Review: The Aeronaut's Windlass
I like Jim Butcher. I'm current on his books. Read all of them. I'm a rather large fan of the Dresden files, and I enjoyed most of his other works. I've done some cosplay as various Dresdens in recent years. Let's sum all that up to say that I'm a fan of Jim Butcher.
Which is probably why I enjoyed this as much as I did. There's a lot going on in this book, and unfortunately it seems to leave much of those things for the next novel then reaching any kind of conclusion in this first installation. It's a common thing in most types of long form fantasy, but in his other series Butcher has always tried to fit some manner of a finish into each volume.
Aeronaut's Windlass introduce's us to a lot of things, and almost all of it is wonderful. Huge spires that heft human society into the sky where they flit about in crystal powered sailing ships. The sky's are filled with strange creatures and the ground is covered in the mystery of humanity's trip to the spires. Inside the spires there are humans and cat like humans and cat's that have societies like humans and they are all trying not to get eaten by giant shadow spiders.

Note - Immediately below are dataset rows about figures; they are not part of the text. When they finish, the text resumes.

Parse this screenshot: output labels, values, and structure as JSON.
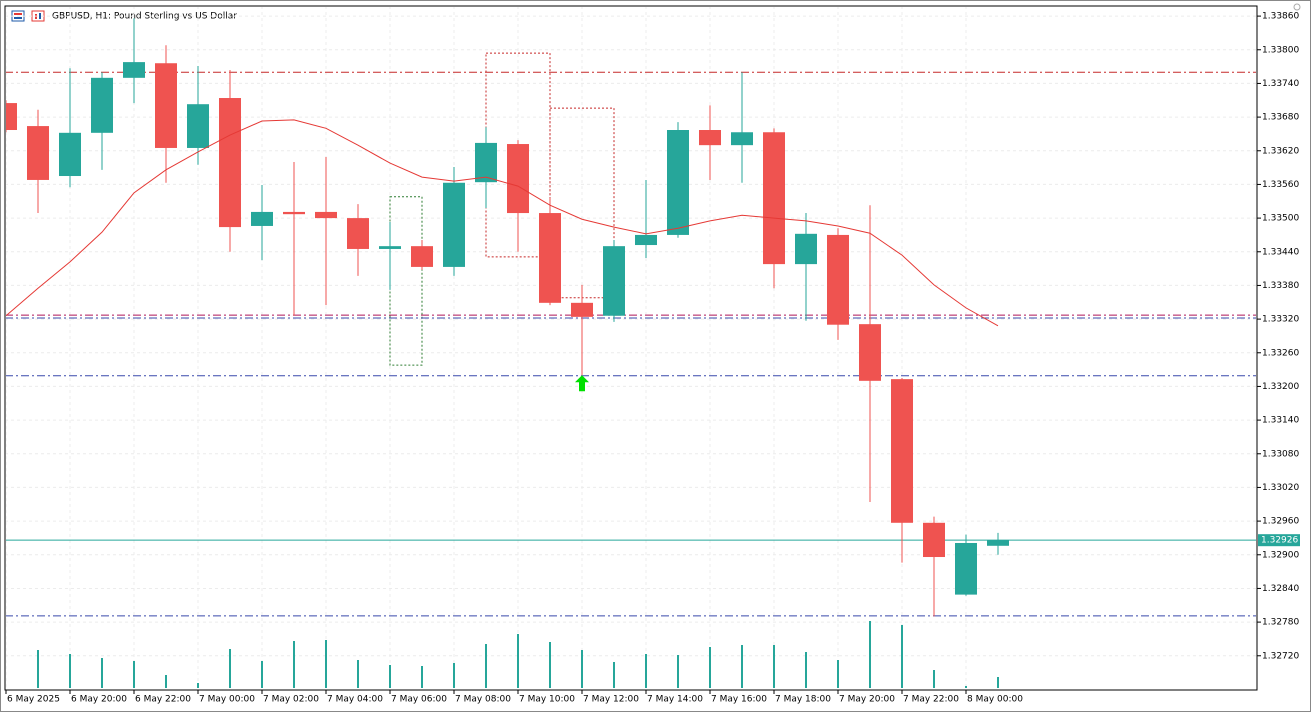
{
  "chart_data": {
    "type": "candlestick",
    "title": "GBPUSD, H1:  Pound Sterling vs US Dollar",
    "categories": [
      "6 May 2025",
      null,
      "6 May 20:00",
      null,
      "6 May 22:00",
      null,
      "7 May 00:00",
      null,
      "7 May 02:00",
      null,
      "7 May 04:00",
      null,
      "7 May 06:00",
      null,
      "7 May 08:00",
      null,
      "7 May 10:00",
      null,
      "7 May 12:00",
      null,
      "7 May 14:00",
      null,
      "7 May 16:00",
      null,
      "7 May 18:00",
      null,
      "7 May 20:00",
      null,
      "7 May 22:00",
      null,
      "8 May 00:00",
      null
    ],
    "open": [
      1.33705,
      1.33664,
      1.33575,
      1.33652,
      1.3375,
      1.33776,
      1.33625,
      1.33714,
      1.33486,
      1.33511,
      1.33511,
      1.335,
      1.33445,
      1.3345,
      1.33413,
      1.33564,
      1.33632,
      1.33509,
      1.33349,
      1.33326,
      1.33452,
      1.3347,
      1.33657,
      1.3363,
      1.33653,
      1.33418,
      1.3347,
      1.33311,
      1.33213,
      1.32957,
      1.32829,
      1.32916
    ],
    "high": [
      1.3371,
      1.33693,
      1.33767,
      1.3376,
      1.33856,
      1.33808,
      1.33771,
      1.33764,
      1.33559,
      1.336,
      1.33609,
      1.33525,
      1.33493,
      1.33461,
      1.33591,
      1.33662,
      1.33639,
      1.33536,
      1.33381,
      1.33461,
      1.33568,
      1.33671,
      1.33701,
      1.3376,
      1.3366,
      1.33509,
      1.33482,
      1.33523,
      1.33215,
      1.32968,
      1.32936,
      1.32939
    ],
    "low": [
      1.33653,
      1.33509,
      1.33555,
      1.33586,
      1.33705,
      1.33563,
      1.33595,
      1.3344,
      1.33425,
      1.33326,
      1.33345,
      1.33397,
      1.33372,
      1.33408,
      1.33397,
      1.33518,
      1.3344,
      1.33345,
      1.3322,
      1.33315,
      1.33429,
      1.33465,
      1.33568,
      1.33563,
      1.33375,
      1.33317,
      1.33283,
      1.32994,
      1.32886,
      1.3279,
      1.32827,
      1.329
    ],
    "close": [
      1.33657,
      1.33568,
      1.33652,
      1.3375,
      1.33778,
      1.33625,
      1.33703,
      1.33484,
      1.33511,
      1.33507,
      1.335,
      1.33445,
      1.3345,
      1.33413,
      1.33563,
      1.33634,
      1.33509,
      1.33349,
      1.33324,
      1.3345,
      1.3347,
      1.33657,
      1.3363,
      1.33653,
      1.33418,
      1.33472,
      1.3331,
      1.3321,
      1.32957,
      1.32896,
      1.32921,
      1.32926
    ],
    "ma": [
      1.33326,
      1.33375,
      1.33422,
      1.33475,
      1.33545,
      1.33586,
      1.33618,
      1.33648,
      1.33673,
      1.33675,
      1.3366,
      1.3363,
      1.33598,
      1.33573,
      1.33566,
      1.33573,
      1.33557,
      1.33523,
      1.33498,
      1.33484,
      1.33472,
      1.33482,
      1.33495,
      1.33505,
      1.335,
      1.33495,
      1.33486,
      1.33473,
      1.33434,
      1.33381,
      1.3334,
      1.33308
    ],
    "ma_color": "#e53935",
    "volumes": [
      null,
      38,
      34,
      30,
      27,
      13,
      5,
      39,
      27,
      47,
      48,
      28,
      23,
      22,
      25,
      44,
      54,
      46,
      38,
      26,
      34,
      33,
      41,
      43,
      43,
      36,
      28,
      67,
      63,
      18,
      2,
      11
    ],
    "volume_color": "#26a69a",
    "up_color": "#26a69a",
    "down_color": "#ef5350",
    "ylim": [
      1.32659,
      1.33878
    ],
    "yticks": [
      {
        "value": 1.3386,
        "label": "1.33860"
      },
      {
        "value": 1.338,
        "label": "1.33800"
      },
      {
        "value": 1.3374,
        "label": "1.33740"
      },
      {
        "value": 1.3368,
        "label": "1.33680"
      },
      {
        "value": 1.3362,
        "label": "1.33620"
      },
      {
        "value": 1.3356,
        "label": "1.33560"
      },
      {
        "value": 1.335,
        "label": "1.33500"
      },
      {
        "value": 1.3344,
        "label": "1.33440"
      },
      {
        "value": 1.3338,
        "label": "1.33380"
      },
      {
        "value": 1.3332,
        "label": "1.33320"
      },
      {
        "value": 1.3326,
        "label": "1.33260"
      },
      {
        "value": 1.332,
        "label": "1.33200"
      },
      {
        "value": 1.3314,
        "label": "1.33140"
      },
      {
        "value": 1.3308,
        "label": "1.33080"
      },
      {
        "value": 1.3302,
        "label": "1.33020"
      },
      {
        "value": 1.3296,
        "label": "1.32960"
      },
      {
        "value": 1.329,
        "label": "1.32900"
      },
      {
        "value": 1.3284,
        "label": "1.32840"
      },
      {
        "value": 1.3278,
        "label": "1.32780"
      },
      {
        "value": 1.3272,
        "label": "1.32720"
      }
    ],
    "grid": true,
    "levels": [
      {
        "value": 1.3376,
        "color": "#c62828"
      },
      {
        "value": 1.33327,
        "color": "#ad1457"
      },
      {
        "value": 1.33322,
        "color": "#3949ab"
      },
      {
        "value": 1.33219,
        "color": "#3949ab"
      },
      {
        "value": 1.32791,
        "color": "#3949ab"
      }
    ],
    "zones": [
      {
        "start": 12,
        "end": 13,
        "top": 1.33538,
        "bottom": 1.33238,
        "color": "#2e7d32"
      },
      {
        "start": 15,
        "end": 17,
        "top": 1.33794,
        "bottom": 1.33431,
        "color": "#c62828"
      },
      {
        "start": 17,
        "end": 19,
        "top": 1.33696,
        "bottom": 1.33358,
        "color": "#c62828"
      }
    ],
    "signal": {
      "index": 18,
      "value": 1.3322,
      "color": "#00e000"
    },
    "last_price": 1.32926,
    "last_price_color": "#26a69a"
  }
}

The characters are of Butcher's usual high quality and there are none that I could point out as not having an excellent moment to shine in Windlass' pages. The POV characters give us a nice mix of the different interested parties and the progression of the plot is kept at a pace that made for quick reading. However, the contents of that plot make for difficult conclusions. Reaching the end of the book leaves us with more questions then the none that we started with. Ultimately it feels more like prologue then a real chapter one for a series I'm going to like. We'll just have to see, because for all it's faults I am going to be checking out the next entry in the series.
The Aeronaut's Windlass gets three stars out of five.